Stewart supplies a network of AAA Farm Credit lenders with $72 billion of farm real estate mortgages, plus another $90 billion in other credits. But institutional investors have been spooked after taking losses in supposedly low-risk securities like Fannie Mae preferred stock and don't know where the economy is headed, he said. Before their trade surpluses crashed, China and other Asian countries had been the biggest buyers of 10-year or longer debt, but no longer.

"Foreign central banks, insurance companies and pension funds are keeping their money short-term," Stewart said. "They don't want to lock in."

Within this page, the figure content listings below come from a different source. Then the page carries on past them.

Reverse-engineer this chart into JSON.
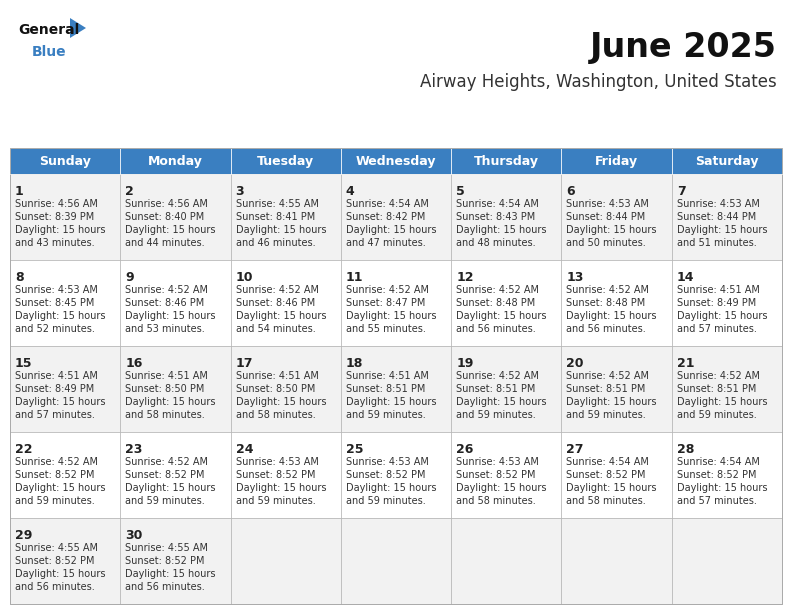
{
  "title": "June 2025",
  "subtitle": "Airway Heights, Washington, United States",
  "header_color": "#3a7fc1",
  "header_text_color": "#ffffff",
  "day_names": [
    "Sunday",
    "Monday",
    "Tuesday",
    "Wednesday",
    "Thursday",
    "Friday",
    "Saturday"
  ],
  "bg_color": "#ffffff",
  "row_colors": [
    "#f2f2f2",
    "#ffffff",
    "#f2f2f2",
    "#ffffff",
    "#f2f2f2"
  ],
  "border_color": "#aaaaaa",
  "title_fontsize": 24,
  "subtitle_fontsize": 12,
  "day_header_fontsize": 9,
  "cell_number_fontsize": 9,
  "cell_text_fontsize": 7,
  "logo_general_fontsize": 10,
  "logo_blue_fontsize": 10,
  "days": [
    {
      "day": 1,
      "col": 0,
      "row": 0,
      "sunrise": "4:56 AM",
      "sunset": "8:39 PM",
      "daylight": "15 hours and 43 minutes."
    },
    {
      "day": 2,
      "col": 1,
      "row": 0,
      "sunrise": "4:56 AM",
      "sunset": "8:40 PM",
      "daylight": "15 hours and 44 minutes."
    },
    {
      "day": 3,
      "col": 2,
      "row": 0,
      "sunrise": "4:55 AM",
      "sunset": "8:41 PM",
      "daylight": "15 hours and 46 minutes."
    },
    {
      "day": 4,
      "col": 3,
      "row": 0,
      "sunrise": "4:54 AM",
      "sunset": "8:42 PM",
      "daylight": "15 hours and 47 minutes."
    },
    {
      "day": 5,
      "col": 4,
      "row": 0,
      "sunrise": "4:54 AM",
      "sunset": "8:43 PM",
      "daylight": "15 hours and 48 minutes."
    },
    {
      "day": 6,
      "col": 5,
      "row": 0,
      "sunrise": "4:53 AM",
      "sunset": "8:44 PM",
      "daylight": "15 hours and 50 minutes."
    },
    {
      "day": 7,
      "col": 6,
      "row": 0,
      "sunrise": "4:53 AM",
      "sunset": "8:44 PM",
      "daylight": "15 hours and 51 minutes."
    },
    {
      "day": 8,
      "col": 0,
      "row": 1,
      "sunrise": "4:53 AM",
      "sunset": "8:45 PM",
      "daylight": "15 hours and 52 minutes."
    },
    {
      "day": 9,
      "col": 1,
      "row": 1,
      "sunrise": "4:52 AM",
      "sunset": "8:46 PM",
      "daylight": "15 hours and 53 minutes."
    },
    {
      "day": 10,
      "col": 2,
      "row": 1,
      "sunrise": "4:52 AM",
      "sunset": "8:46 PM",
      "daylight": "15 hours and 54 minutes."
    },
    {
      "day": 11,
      "col": 3,
      "row": 1,
      "sunrise": "4:52 AM",
      "sunset": "8:47 PM",
      "daylight": "15 hours and 55 minutes."
    },
    {
      "day": 12,
      "col": 4,
      "row": 1,
      "sunrise": "4:52 AM",
      "sunset": "8:48 PM",
      "daylight": "15 hours and 56 minutes."
    },
    {
      "day": 13,
      "col": 5,
      "row": 1,
      "sunrise": "4:52 AM",
      "sunset": "8:48 PM",
      "daylight": "15 hours and 56 minutes."
    },
    {
      "day": 14,
      "col": 6,
      "row": 1,
      "sunrise": "4:51 AM",
      "sunset": "8:49 PM",
      "daylight": "15 hours and 57 minutes."
    },
    {
      "day": 15,
      "col": 0,
      "row": 2,
      "sunrise": "4:51 AM",
      "sunset": "8:49 PM",
      "daylight": "15 hours and 57 minutes."
    },
    {
      "day": 16,
      "col": 1,
      "row": 2,
      "sunrise": "4:51 AM",
      "sunset": "8:50 PM",
      "daylight": "15 hours and 58 minutes."
    },
    {
      "day": 17,
      "col": 2,
      "row": 2,
      "sunrise": "4:51 AM",
      "sunset": "8:50 PM",
      "daylight": "15 hours and 58 minutes."
    },
    {
      "day": 18,
      "col": 3,
      "row": 2,
      "sunrise": "4:51 AM",
      "sunset": "8:51 PM",
      "daylight": "15 hours and 59 minutes."
    },
    {
      "day": 19,
      "col": 4,
      "row": 2,
      "sunrise": "4:52 AM",
      "sunset": "8:51 PM",
      "daylight": "15 hours and 59 minutes."
    },
    {
      "day": 20,
      "col": 5,
      "row": 2,
      "sunrise": "4:52 AM",
      "sunset": "8:51 PM",
      "daylight": "15 hours and 59 minutes."
    },
    {
      "day": 21,
      "col": 6,
      "row": 2,
      "sunrise": "4:52 AM",
      "sunset": "8:51 PM",
      "daylight": "15 hours and 59 minutes."
    },
    {
      "day": 22,
      "col": 0,
      "row": 3,
      "sunrise": "4:52 AM",
      "sunset": "8:52 PM",
      "daylight": "15 hours and 59 minutes."
    },
    {
      "day": 23,
      "col": 1,
      "row": 3,
      "sunrise": "4:52 AM",
      "sunset": "8:52 PM",
      "daylight": "15 hours and 59 minutes."
    },
    {
      "day": 24,
      "col": 2,
      "row": 3,
      "sunrise": "4:53 AM",
      "sunset": "8:52 PM",
      "daylight": "15 hours and 59 minutes."
    },
    {
      "day": 25,
      "col": 3,
      "row": 3,
      "sunrise": "4:53 AM",
      "sunset": "8:52 PM",
      "daylight": "15 hours and 59 minutes."
    },
    {
      "day": 26,
      "col": 4,
      "row": 3,
      "sunrise": "4:53 AM",
      "sunset": "8:52 PM",
      "daylight": "15 hours and 58 minutes."
    },
    {
      "day": 27,
      "col": 5,
      "row": 3,
      "sunrise": "4:54 AM",
      "sunset": "8:52 PM",
      "daylight": "15 hours and 58 minutes."
    },
    {
      "day": 28,
      "col": 6,
      "row": 3,
      "sunrise": "4:54 AM",
      "sunset": "8:52 PM",
      "daylight": "15 hours and 57 minutes."
    },
    {
      "day": 29,
      "col": 0,
      "row": 4,
      "sunrise": "4:55 AM",
      "sunset": "8:52 PM",
      "daylight": "15 hours and 56 minutes."
    },
    {
      "day": 30,
      "col": 1,
      "row": 4,
      "sunrise": "4:55 AM",
      "sunset": "8:52 PM",
      "daylight": "15 hours and 56 minutes."
    }
  ]
}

Trouble selling its portfolio of long-term farm loans on Wall Street prompted Farmer Mac, another government-sponsored agency, to announce a $354 million portfolio sale to Rabobank on Monday. Tom Stenson, chief operating officer of Farmer Mac, told DTN that the move was meant to increase the agency's liquidity and that "the securitization market has just frozen up."

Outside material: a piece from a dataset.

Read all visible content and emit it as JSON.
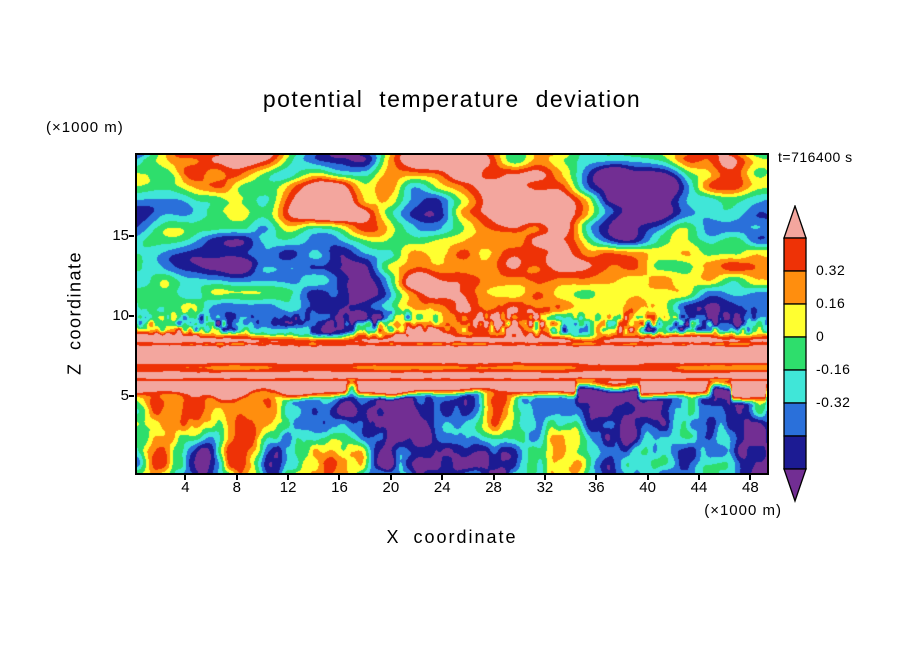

While the Federal Reserve has announced plans to address Small Business Administration loans, auto loans and leases under the so-called Term Asset-Backed Securities Loan Facility (TARP), none of it is aimed to help farm credit. Virtually all farm mortgage lenders from Farmer Mac to insurance companies like Metropolitan Life and John Hancock just "can't get parties interested in lending long-term money at reasonable rates," Stenson said.

"It's the old flight to quality," Stenson explained. "People are nervous, and they're headed to Treasury bonds. They're looking for safety and sanity" even though the yields on government issues are near zero.

Rabo AgriFinance CEO John Ryan, who manages a farm real estate and operating loan portfolio of about $5 billion, feels the pinch of the higher cost of Wall Street funding too. The Fed hopes its actions will lower 30-year, fixed-rate home mortgages to about 4.5 percent, but Ryan doubts farm real estate rates can follow suit. For example, qualified Rabobank borrowers pay about 6 to 7 percent for 10- to 15-year mortgages today.

Those rates reflect that Rabobank's real cost of funds in global financial markets have climbed since last fall.

"No industry has escaped" the financial market's instability, Ryan said. Early on, some farm lenders might have mistakenly believed that the mortgage crisis would bypass Main Street and rural America. "But we have all have been impacted by various degrees," he said.

For the time being, if you're seeking a farm mortgage or long-term farm business loan, your best bet is to go short. "I can't give you a 20-year fixed rate mortgage right now, but I can give you a plenty of attractive five-year fixed rates," said Farm Credit's Stewart.